CV = cv.glmnet(x=nuclear,y=nuclear, family="multinomial", type.measure = "class", alpha = 1, nlambda = 100)

However i feel my Y-axis is not correct. I feel somehow my dependent variable should be there. But how do I get it there? Assume that nuclear$pt is my dependent variable. Putting nuclear$pt for Y does not work.

plot(CV)

fit = glmnet(x=nuclear, y=nuclear, family = "multinomial" , alpha=1, lambda=CV$lambda.1se)

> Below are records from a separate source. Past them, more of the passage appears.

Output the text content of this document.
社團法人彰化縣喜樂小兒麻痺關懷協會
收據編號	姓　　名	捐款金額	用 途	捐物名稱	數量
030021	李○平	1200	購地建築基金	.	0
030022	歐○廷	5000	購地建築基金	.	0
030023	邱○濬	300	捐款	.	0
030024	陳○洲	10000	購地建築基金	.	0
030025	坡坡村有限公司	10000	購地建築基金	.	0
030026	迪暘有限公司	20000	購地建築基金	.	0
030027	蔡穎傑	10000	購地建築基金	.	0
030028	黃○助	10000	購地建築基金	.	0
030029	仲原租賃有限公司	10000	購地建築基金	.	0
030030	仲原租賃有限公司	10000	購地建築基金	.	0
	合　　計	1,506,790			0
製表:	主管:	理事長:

If i then run this it feels my model didn't run at all. Probably something miss with my Y but i can't put my finger on it.


Solution

  • You used the same matrix for x and y. You have to separate the independent and dependent variables somehow. For example, you can use indices to select the variables:

    cv.glmnet(x=nuclear[, 1:10],y=nuclear[, 11], family="binomial", 
       type.measure = "class", alpha = 1, nlambda = 100)
    

    This will use the first 10 columns of nuclear as independent variables and the 11th column as dependent variable.